Здесь набросана картина предчувственного Гоголем «мира в дороге», российского половодья времен гражданской войны, «России в вагонах», мира, сдвинувшегося с тысячелетних устоев и куда-то плывущего. Я еще раз возвращусь к похвалам весны, весеннего разлива.
Весомый язык, где каждая фраза сдвигает какие-то тяжести в мозгу, открывает какие-то новые двери, мимо которых мы проходили раньше, даже не зная, что это двери и они заперты.

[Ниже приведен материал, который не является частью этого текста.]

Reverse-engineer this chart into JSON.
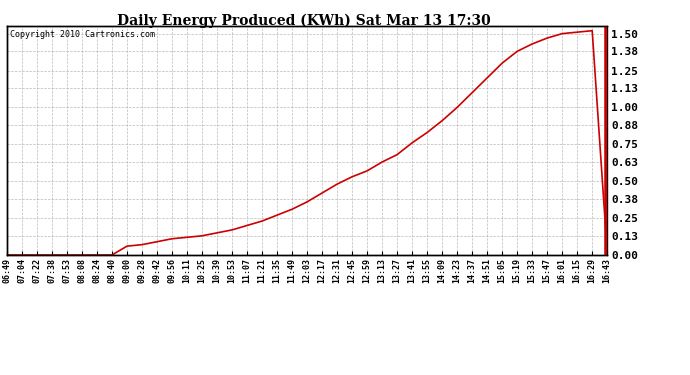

Здесь (и во многом исчерпывающе) столько о том, о чем человек не может не думать.
Спасибо Вам, Б. Л., за то счастье, счастье и волнение, которое пришло ко мне вместе с Вашим романом.
О всем ведь не напишешь в такой короткой записке. Хотелось бы о Блоке, о еврействе, о вопросе, в котором все непросто, а тем не менее вопрос для любого человека — один из главных, из основных. Семья, в которой я рос в российской провинции, отец, водивший меня, мальчика, в синагогу, говоривший: смотри — вот храм, где люди нашли Бога раньше нас. Истина — это желание истины. И что-то в этом роде.